# D. tinctorius "Giant Orange" ???????????



## joshua_delancey69 (Mar 1, 2004)

Hello Everyone, 

Let's make a long story short. I was at the Raliegh Show with intentions on getting a group of 5 froglets D. tinctorius (Giant Orange). When I inquired I was then told that they could not even sale me the frogs as Giant Oranges. Because of the situation that i explained below. Keep in mind this is by a big name frogger. 

Reason Being: Supposedly the Baltimore Aqurium disturbuted Giant Oranges to many big breeders in the United States. Well what is the shocker is did you get a D. tinctorius (Giant Orange), a D. tinctorius (Citronella), or a Mix between the 2 breeds of frogs. 

The situation that was suppose to have happened is that a Citronella got mixed in with the Giant Oranges and now you could be getting a Giant Orange a Citronella or a mixture of both. 

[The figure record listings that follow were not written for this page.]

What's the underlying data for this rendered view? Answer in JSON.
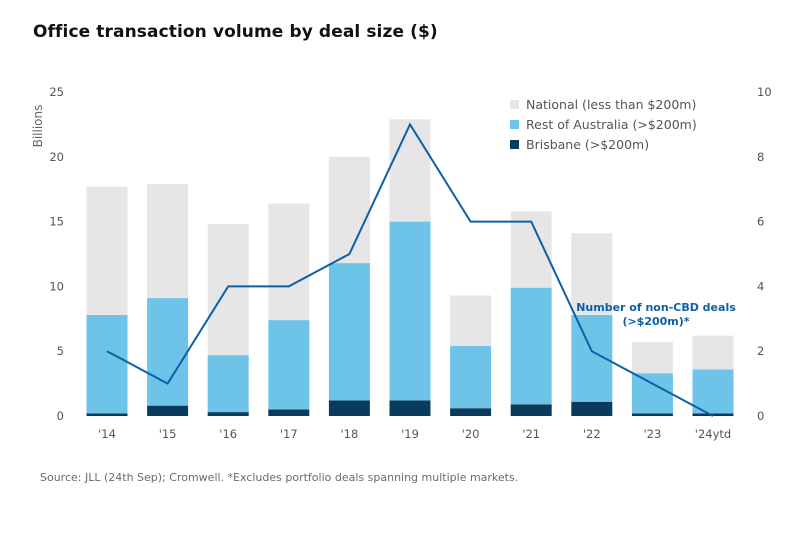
{
  "chart_data": {
    "type": "bar",
    "stacked": true,
    "title": "Office transaction volume by deal size ($)",
    "ylabel": "Billions",
    "ylim": [
      0,
      25
    ],
    "y_ticks": [
      0,
      5,
      10,
      15,
      20,
      25
    ],
    "y2lim": [
      0,
      10
    ],
    "y2_ticks": [
      0,
      2,
      4,
      6,
      8,
      10
    ],
    "grid": false,
    "legend_position": "top-right",
    "categories": [
      "'14",
      "'15",
      "'16",
      "'17",
      "'18",
      "'19",
      "'20",
      "'21",
      "'22",
      "'23",
      "'24ytd"
    ],
    "series": [
      {
        "name": "Brisbane (>$200m)",
        "color": "#0b3b5c",
        "values": [
          0.2,
          0.8,
          0.3,
          0.5,
          1.2,
          1.2,
          0.6,
          0.9,
          1.1,
          0.2,
          0.2
        ]
      },
      {
        "name": "Rest of Australia (>$200m)",
        "color": "#6ec4e8",
        "values": [
          7.6,
          8.3,
          4.4,
          6.9,
          10.6,
          13.8,
          4.8,
          9.0,
          6.7,
          3.1,
          3.4
        ]
      },
      {
        "name": "National (less than $200m)",
        "color": "#e6e6e6",
        "values": [
          9.9,
          8.8,
          10.1,
          9.0,
          8.2,
          7.9,
          3.9,
          5.9,
          6.3,
          2.4,
          2.6
        ]
      }
    ],
    "line_series": {
      "name": "Number of non-CBD deals (>$200m)*",
      "axis": "secondary",
      "color": "#0e5fa6",
      "values": [
        2,
        1,
        4,
        4,
        5,
        9,
        6,
        6,
        2,
        1,
        0
      ]
    },
    "annotation": {
      "line1": "Number of non-CBD deals",
      "line2": "(>$200m)*"
    }
  },
  "source_text": "Source: JLL (24th Sep); Cromwell. *Excludes portfolio deals spanning multiple markets."
}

So my question is what is the truth behind this story and if it is true how do you go about purchasing this wonderful frog.

Just a Curious Frogger


----------



## Guest (May 14, 2004)

*Giant Orange Hybrids*

I had a large collection of PAF on breeding loan at the Cincinnati Zoo through most of the 90's, they had a group of Giant Orange Tincs they had recieved from NAIB. I had also gotten the first group of Citronella that hit the US from Jack Whattley and since they were 1.7 I put most of the extra females on loan at the zoo. I had always asked for some Giant Orange since they at the time were unavailable and at some point was given a clutch of eggs. After they hatched into tads I traded them to Pat Nabors for cricket credit and thought nothing of it until 18 months later when Pat asked me why they produced such dramatically different looking offspring. When I mentioned this to the Cincy Zoo employee she informed me there was almost a 100% chance they were a cross between Citronella and Giant Orange (they housed a small group of both morphs together in a back room tank which is where my clutch came from). I immediately informed Pat of the bad news, he then in turn contacted all of those he sold offspring to and let them know what they had. Most of these animals have been put on display or donated for display so that any breeding is ignored and no longer distributed. Occaisonally some of these animals pop up and they are usually quickly ID (the most recent case was a guy here in Sarasota about 1.5 years ago...no animals were sold as word quickly spread as to what they were). This the real story of the hybrid Citro/Giant Orange Tincs.
Now there are many "clean" lines of Giant Orange and Regina Tincs available, Pat has a great F1 line of Reginas, Sean Stewart sells a couple different Giant Orange and Reginas and I believe Black Jungle does as well. There is very little chance that these hybrids are still in the market and if they are usually you can trace where they came from with a couple of phone calls, and from what I have seen most of the animals are obviously "different".
I feel bad to have introduced this group of animals to the hobby and felt even worse when I had to make Pat go through what he did. But you should be able to find at least a few outlets of clean strains of Giant Orange or Reginas.


----------



## Guest (May 14, 2004)

Mark,

I remember reading bits of this a couple years ago but never knew what had actually happened. I was at the Cincy Zoo last year when they had the 
Frogs! exhibit held over until Oct. Was a very nice exhibit!! (any idea whom they belong to?) As for the giant orange tincs, they still have them housed in the insect house and they look absolutely gorgeous and fat. Are these a clean line on the GO or offspring from the citronella x giant orange accident? 

-Bill J.


----------



## Guest (May 14, 2004)

The Giant Orange in the insect house is the NAIB bloodline and a pure strain. Those on display if you noticed were all females, since all of the NAIB animals were siblings they did not want to breed them. That's why the only male they had was put in with the female Citros I gave them (this was done mostly for lack of space). It has been 4 years since I worked with the Cincy zoo on any projects so I am kind of out of touch.


----------



## bgexotics (Feb 24, 2004)

How ironic! I went to the Cincinnati Zoo this weekend and saw the giant tincs and wondered what kind they were. I have never seen such large dart frogs before. I was amazed.


----------